El lunes pasado, Barack Obama presentó su plan para combatir el cambio climático, con el que busca reducir en 32% las emisiones de gases de efecto invernadero para el 2030.

 

Por primera vez, un presidente limitará las emisiones de las plantas energéticas estadunidenses, las cuales, según la Casa Blanca, producen un tercio de estos gases. Se trata del paso más ambicioso que ha tomado una administración estadunidense en dicha materia. Con estas medidas, Estados Unidos busca liderar el combate de lo que el secretario general de la ONU, Ban Ki-Moon, ha llamado “el reto que define nuestra época”.

 

En julio pasado –en un acto nunca antes realizado por un presidente norteamericano en funciones– Obama visitó una prisión federal. El motivo fue atraer apoyo bipartidista a su reforma al sistema de justicia criminal. Ésta busca reducir la población de las prisiones federales mediante la reformulación de las sentencias por crímenes menores, y canalizar ese ahorro presupuestal al fortalecimiento comunitario. Hace dos semanas, se convirtió en el primer mandatario estadunidense en visitar Kenia y Etiopía. Durante la gira, habló ante la Unión Africana y le instó a promover la democracia en la región. El acercamiento con esta organización de 54 países tampoco tiene precedente entre sus antecesores.

 

En diciembre pasado, anunció que se restablecerían las relaciones diplomáticas con Cuba. Como elocuentemente lo puso The New York Times, el mandatario “se aventuró a un territorio diplomático al que los últimos 10 presidentes se rehusaron a ir”. La lógica del diálogo es irrefutable. Les quedan pocos años de vida a los Castro; el momento perfecto para influir en el futuro de la isla (promover la apertura democrática) es ahora. Hace tres semanas reabrió la embajada cubana en Washington.

 

Y hace menos de un mes, el gobierno de Obama alcanzó un acuerdo histórico con Irán para que éste limite su programa nuclear. Si bien no se sella la paz, es un gran primer paso para despresurizar –en cierta medida– una de las regiones más conflictivas del planeta. En sus palabras, “(el) acuerdo hace a nuestro país y al mundo más seguro”. Si consigue la aprobación del Congreso, será su mayor logro en política exterior.

 

Ahora contextualicemos estas acciones. Cuando un presidente norteamericano se acerca al final de su segundo periodo –como Obama–, suele perder influencia ya que no puede reelegirse.
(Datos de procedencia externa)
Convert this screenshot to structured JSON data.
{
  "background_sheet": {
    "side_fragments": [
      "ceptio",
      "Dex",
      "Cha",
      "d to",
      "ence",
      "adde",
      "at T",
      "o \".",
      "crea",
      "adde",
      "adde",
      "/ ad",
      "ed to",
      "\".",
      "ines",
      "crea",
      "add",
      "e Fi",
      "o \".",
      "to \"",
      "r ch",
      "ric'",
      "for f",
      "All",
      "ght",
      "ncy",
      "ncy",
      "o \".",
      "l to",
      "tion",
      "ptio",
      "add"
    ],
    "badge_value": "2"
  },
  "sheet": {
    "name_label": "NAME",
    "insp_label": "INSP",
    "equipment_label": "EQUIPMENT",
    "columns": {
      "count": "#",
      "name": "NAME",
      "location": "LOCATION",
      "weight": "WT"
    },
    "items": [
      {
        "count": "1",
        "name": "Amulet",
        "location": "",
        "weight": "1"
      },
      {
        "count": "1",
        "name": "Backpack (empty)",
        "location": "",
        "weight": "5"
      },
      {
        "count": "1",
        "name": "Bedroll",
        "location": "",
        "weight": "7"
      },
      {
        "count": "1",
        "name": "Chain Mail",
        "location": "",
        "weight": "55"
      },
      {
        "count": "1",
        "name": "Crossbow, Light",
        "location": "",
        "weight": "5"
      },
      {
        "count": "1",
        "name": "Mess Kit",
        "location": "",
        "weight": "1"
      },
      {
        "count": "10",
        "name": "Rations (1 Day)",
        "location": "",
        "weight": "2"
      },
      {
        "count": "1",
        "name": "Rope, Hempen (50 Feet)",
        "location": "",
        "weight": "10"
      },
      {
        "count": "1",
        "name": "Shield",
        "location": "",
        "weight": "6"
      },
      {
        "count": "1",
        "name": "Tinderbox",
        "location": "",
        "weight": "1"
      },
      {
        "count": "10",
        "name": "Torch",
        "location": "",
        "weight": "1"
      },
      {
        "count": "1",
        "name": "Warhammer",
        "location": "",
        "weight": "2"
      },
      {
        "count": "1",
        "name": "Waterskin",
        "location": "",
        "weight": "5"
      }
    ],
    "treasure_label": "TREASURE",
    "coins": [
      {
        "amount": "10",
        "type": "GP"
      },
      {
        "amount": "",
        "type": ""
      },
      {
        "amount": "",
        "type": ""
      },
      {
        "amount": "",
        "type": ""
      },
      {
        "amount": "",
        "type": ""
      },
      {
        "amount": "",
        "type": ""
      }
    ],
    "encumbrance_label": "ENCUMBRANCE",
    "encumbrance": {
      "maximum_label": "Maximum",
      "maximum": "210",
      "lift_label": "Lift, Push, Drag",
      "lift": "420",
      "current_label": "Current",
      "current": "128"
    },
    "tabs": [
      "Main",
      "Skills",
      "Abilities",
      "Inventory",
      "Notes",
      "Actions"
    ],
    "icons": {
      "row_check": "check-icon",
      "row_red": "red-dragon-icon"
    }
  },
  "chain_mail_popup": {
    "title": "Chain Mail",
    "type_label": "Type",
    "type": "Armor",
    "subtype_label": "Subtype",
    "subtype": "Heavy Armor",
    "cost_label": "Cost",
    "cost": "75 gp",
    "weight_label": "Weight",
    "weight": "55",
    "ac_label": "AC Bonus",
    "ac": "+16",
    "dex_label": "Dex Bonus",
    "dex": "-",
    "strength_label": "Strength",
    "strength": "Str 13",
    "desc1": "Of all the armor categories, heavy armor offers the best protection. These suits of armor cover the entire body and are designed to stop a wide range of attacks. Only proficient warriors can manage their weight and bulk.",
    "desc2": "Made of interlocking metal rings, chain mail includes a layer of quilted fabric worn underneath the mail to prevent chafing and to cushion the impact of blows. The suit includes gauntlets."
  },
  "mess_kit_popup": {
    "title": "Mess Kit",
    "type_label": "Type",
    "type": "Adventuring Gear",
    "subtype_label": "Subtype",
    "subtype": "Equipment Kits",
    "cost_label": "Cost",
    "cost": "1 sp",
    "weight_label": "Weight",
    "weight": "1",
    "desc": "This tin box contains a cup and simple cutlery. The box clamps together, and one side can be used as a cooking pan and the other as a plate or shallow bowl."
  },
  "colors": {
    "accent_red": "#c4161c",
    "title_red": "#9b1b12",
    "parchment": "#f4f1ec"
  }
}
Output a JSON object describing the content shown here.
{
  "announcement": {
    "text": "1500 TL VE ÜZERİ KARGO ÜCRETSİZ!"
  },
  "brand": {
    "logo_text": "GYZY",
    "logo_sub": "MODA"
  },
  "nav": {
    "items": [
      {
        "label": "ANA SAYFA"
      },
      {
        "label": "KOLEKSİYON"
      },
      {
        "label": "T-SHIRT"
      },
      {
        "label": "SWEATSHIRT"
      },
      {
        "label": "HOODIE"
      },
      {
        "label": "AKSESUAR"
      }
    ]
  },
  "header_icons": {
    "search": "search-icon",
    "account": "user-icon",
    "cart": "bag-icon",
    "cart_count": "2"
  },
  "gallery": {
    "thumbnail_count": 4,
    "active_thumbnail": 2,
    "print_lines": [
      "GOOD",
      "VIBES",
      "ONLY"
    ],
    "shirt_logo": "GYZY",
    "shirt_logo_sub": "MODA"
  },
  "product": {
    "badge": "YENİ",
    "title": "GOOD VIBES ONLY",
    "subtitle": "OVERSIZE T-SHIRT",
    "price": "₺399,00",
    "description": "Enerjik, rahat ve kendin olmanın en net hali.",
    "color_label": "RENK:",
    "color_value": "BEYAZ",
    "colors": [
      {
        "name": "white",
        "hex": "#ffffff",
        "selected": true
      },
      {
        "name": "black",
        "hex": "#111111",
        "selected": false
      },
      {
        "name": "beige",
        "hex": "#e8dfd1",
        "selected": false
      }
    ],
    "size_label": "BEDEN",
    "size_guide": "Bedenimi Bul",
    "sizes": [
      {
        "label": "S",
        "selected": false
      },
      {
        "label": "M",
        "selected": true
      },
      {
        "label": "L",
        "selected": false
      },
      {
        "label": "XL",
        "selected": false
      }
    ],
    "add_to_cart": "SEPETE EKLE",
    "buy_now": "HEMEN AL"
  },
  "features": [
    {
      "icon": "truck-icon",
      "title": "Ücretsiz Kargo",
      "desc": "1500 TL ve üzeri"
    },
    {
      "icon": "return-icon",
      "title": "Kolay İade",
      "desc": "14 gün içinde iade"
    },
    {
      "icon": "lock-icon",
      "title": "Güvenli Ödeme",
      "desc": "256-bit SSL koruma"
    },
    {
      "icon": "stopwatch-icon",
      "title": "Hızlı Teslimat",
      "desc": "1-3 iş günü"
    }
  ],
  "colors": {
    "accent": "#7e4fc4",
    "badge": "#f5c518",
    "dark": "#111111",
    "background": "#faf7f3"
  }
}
A esto se le conoce como un presidente lame-duck (“pato cojo”, diría Leo Zuckermann). Por este fenómeno –y sumado a la aplastante derrota de su partido, el Demócrata, en noviembre pasado–, la comentocracia lo daba por muerto.

 

Pero Obama es un optimista. Lo es porque se rehusó a caer en esta categoría. Lo es porque, pese al dominio republicano en el Congreso, emprende acciones de la mayor relevancia con las herramientas que le quedan. Lo es porque se negó a “nadar de muertito”.

 

Ante un problema, la estructura de pensamiento del optimista es más proclive a encontrar soluciones posibles que la del pesimista; esto aumenta la probabilidad de éxito. Emular el espíritu de proactividad que Obama ha demostrado frente a factores adversos, le vendría de maravilla a una clase política mexicana que no logra darle la mano a la sociedad. A México le urgen políticos optimistas.